Power-Law: English words and many other natural phenomena are
well-known to follow a power-law distribution. Yet this ubiquitous
structure has never been shown to help compress or predict these
phenomena. It is known that the class of unrestricted distributions
over alphabet of size k and blocks of length n can never be
compressed with diminishing per-symbol redundancy, when k>n. We
show that under power-law structure, in expectation we can compress
with diminishing per-symbol redundancy for k growing as large as
sub-exponential in n.
For learning a power-law distribution, we rigorously explain the
efficacy of the absolute-discount estimator using less pessimistic
notions. We show that (1) it is adaptive to an effective
dimension and (2) it is strongly
related to the Good--Turing estimator and inherits its
competitive properties.
Low-Rank: We study learning low-rank conditional probability
matrices under expected KL-risk. This choice accentuates smoothing,
the careful handling of low-probability elements. We define a loss
function, determine sample-complexity bound for its global minimizer,
and show that this bound is optimal up to logarithmic terms. We
propose an iterative algorithm that extends classical non-negative
matrix factorization to naturally incorporate additive smoothing and
prove that it converges to the stationary points of our loss function.
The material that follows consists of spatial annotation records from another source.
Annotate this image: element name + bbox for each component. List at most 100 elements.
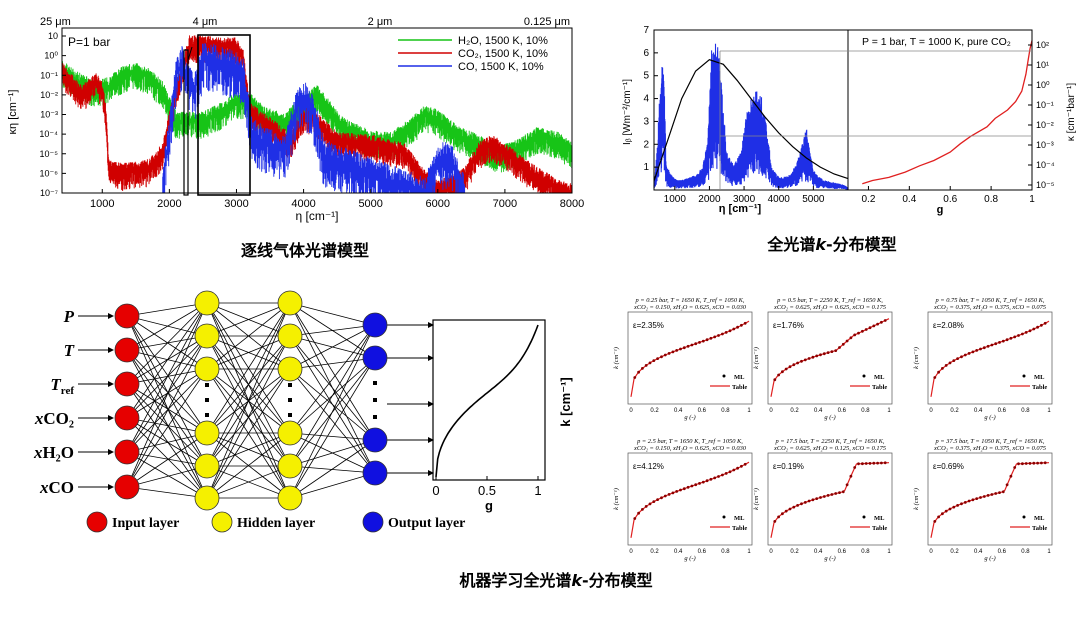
ml-point [1028, 462, 1032, 465]
inset-xlabel: g [485, 498, 493, 513]
ml-point [864, 328, 868, 331]
ml-xtick-label: 1 [747, 549, 751, 555]
network-edge [126, 368, 208, 488]
ml-point [1028, 329, 1032, 333]
ml-point [1013, 335, 1017, 339]
ml-point [800, 502, 803, 506]
ml-legend-dot [862, 515, 866, 519]
ml-xtick-label: 0.2 [650, 549, 659, 555]
ml-point [880, 320, 883, 324]
network-edge [289, 335, 376, 441]
ml-point [679, 488, 682, 492]
ml-panel-header2: xCO₂ = 0.375, xH₂O = 0.375, xCO = 0.075 [933, 304, 1046, 311]
network-edge [206, 432, 291, 467]
ml-point [709, 477, 713, 481]
fsk-planck-curve [653, 59, 849, 182]
network-edge [126, 302, 208, 351]
fsk-right-xtick-label: 0.2 [861, 194, 875, 205]
ml-xtick-label: 0.8 [861, 549, 870, 555]
ml-point [663, 494, 667, 498]
ml-point [705, 338, 709, 342]
legend-node [86, 511, 108, 533]
ml-point [686, 485, 690, 489]
lbl-xtick-label: 4000 [291, 198, 315, 210]
ml-point [937, 515, 940, 519]
ml-point [1013, 466, 1017, 469]
network-edge [206, 302, 291, 499]
ml-point [815, 354, 819, 358]
ml-point [982, 346, 986, 350]
fsk-panel: P = 1 bar, T = 1000 K, pure CO₂ 1000 2000… [622, 25, 1077, 216]
ml-point [986, 494, 990, 497]
ml-xtick-label: 0 [629, 408, 633, 414]
ml-panel-header2: xCO₂ = 0.625, xH₂O = 0.625, xCO = 0.175 [773, 304, 886, 311]
fsk-xlabel-left: η [cm⁻¹] [719, 203, 762, 215]
network-edge [126, 335, 208, 488]
lbl-x-ticks: 1000 2000 3000 4000 5000 6000 7000 8000 [90, 189, 584, 210]
lbl-xtick-label: 2000 [157, 198, 181, 210]
fsk-right-ytick-label: 10⁻² [1036, 120, 1054, 130]
ml-point [732, 468, 736, 472]
ml-panel-frame [767, 452, 893, 546]
fsk-ticks: 1000 2000 3000 4000 5000 1 2 3 4 5 6 7 0.2 0.4 0.6 0.8 1… [643, 25, 1054, 205]
hidden-node [277, 420, 303, 446]
fsk-left-ytick-label: 3 [643, 116, 649, 127]
ml-panel: p = 0.25 bar, T = 1650 K, T_ref = 1050 K… [613, 297, 753, 421]
ml-point [663, 353, 667, 357]
network-edge [126, 383, 208, 467]
lbl-ytick-label: 10⁰ [44, 51, 58, 61]
ml-point [633, 376, 637, 379]
ml-point [800, 359, 803, 363]
network-edge [126, 486, 208, 499]
network-edge [289, 439, 376, 467]
network-edge [126, 383, 208, 434]
ml-panel: p = 37.5 bar, T = 1050 K, T_ref = 1650 K… [913, 438, 1053, 562]
hidden-ellipsis-dot [205, 383, 209, 387]
ml-point [819, 353, 822, 357]
caption-ml-post: -分布模型 [582, 571, 653, 590]
network-nodes [114, 290, 388, 511]
lbl-xtick-label: 3000 [224, 198, 248, 210]
lbl-series-2 [162, 43, 466, 193]
caption-lbl: 逐线气体光谱模型 [241, 241, 369, 260]
ml-point [701, 480, 705, 484]
lbl-top-label: 25 μm [40, 16, 71, 28]
ml-point [826, 494, 830, 497]
inset-xtick-label: 1 [534, 483, 541, 498]
lbl-ytick-label: 10⁻⁴ [39, 129, 58, 139]
ml-point [724, 472, 728, 475]
ml-point [740, 323, 743, 327]
ml-point [944, 509, 948, 513]
ml-ylabel: k (cm⁻¹) [753, 488, 760, 510]
ml-point [1040, 461, 1043, 465]
hidden-node [277, 290, 303, 316]
ml-xtick-label: 0.2 [950, 408, 959, 414]
network-edge [289, 368, 376, 441]
network-edge [206, 432, 291, 499]
ml-point [1009, 336, 1013, 340]
ml-panel-error: ε=2.08% [933, 321, 964, 330]
ml-xtick-label: 0 [629, 549, 633, 555]
ml-xtick-label: 0.8 [721, 549, 730, 555]
ml-point [717, 475, 720, 478]
network-edge [126, 302, 208, 453]
ml-point [975, 497, 979, 500]
network-edge [126, 451, 208, 467]
caption-ml-pre: 机器学习全光谱 [459, 571, 571, 590]
ml-xlabel: g (-) [684, 414, 695, 421]
fsk-left-xtick-label: 3000 [733, 194, 756, 205]
ml-xtick-label: 0.8 [721, 408, 730, 414]
ml-xtick-label: 1 [1047, 408, 1051, 414]
ml-point [1017, 462, 1020, 466]
ml-legend-dot [1022, 374, 1026, 378]
fsk-annotation: P = 1 bar, T = 1000 K, pure CO₂ [862, 36, 1011, 48]
fsk-left-ytick-label: 2 [643, 139, 649, 150]
fsk-k-curve [862, 40, 1033, 185]
ml-legend-ml: ML [874, 515, 885, 522]
ml-xlabel: g (-) [984, 555, 995, 562]
ml-xtick-label: 0.4 [674, 408, 683, 414]
ml-point [971, 498, 975, 502]
ml-point [963, 501, 967, 504]
input-node [114, 371, 140, 397]
network-edge [126, 315, 208, 499]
Power-Law and Low-Rank: We consider learning distributions in
the presence of both low-rank and power-law structures. We study
Kneser-Ney smoothing, a successful estimator for the N-gram language
models through the lens of competitive distribution estimation. We
first establish some competitive properties for the contextual
probability estimation problem. This leads to Partial Low Rank,
a powerful generalization of Kneser-Ney that we conjecture to have
even stronger competitive properties. Empirically, it significantly
improves the performance on language modeling, even matching the
feed-forward neural models, and gives similar gains on the task of
predicting attack types for the Global Terrorism Database.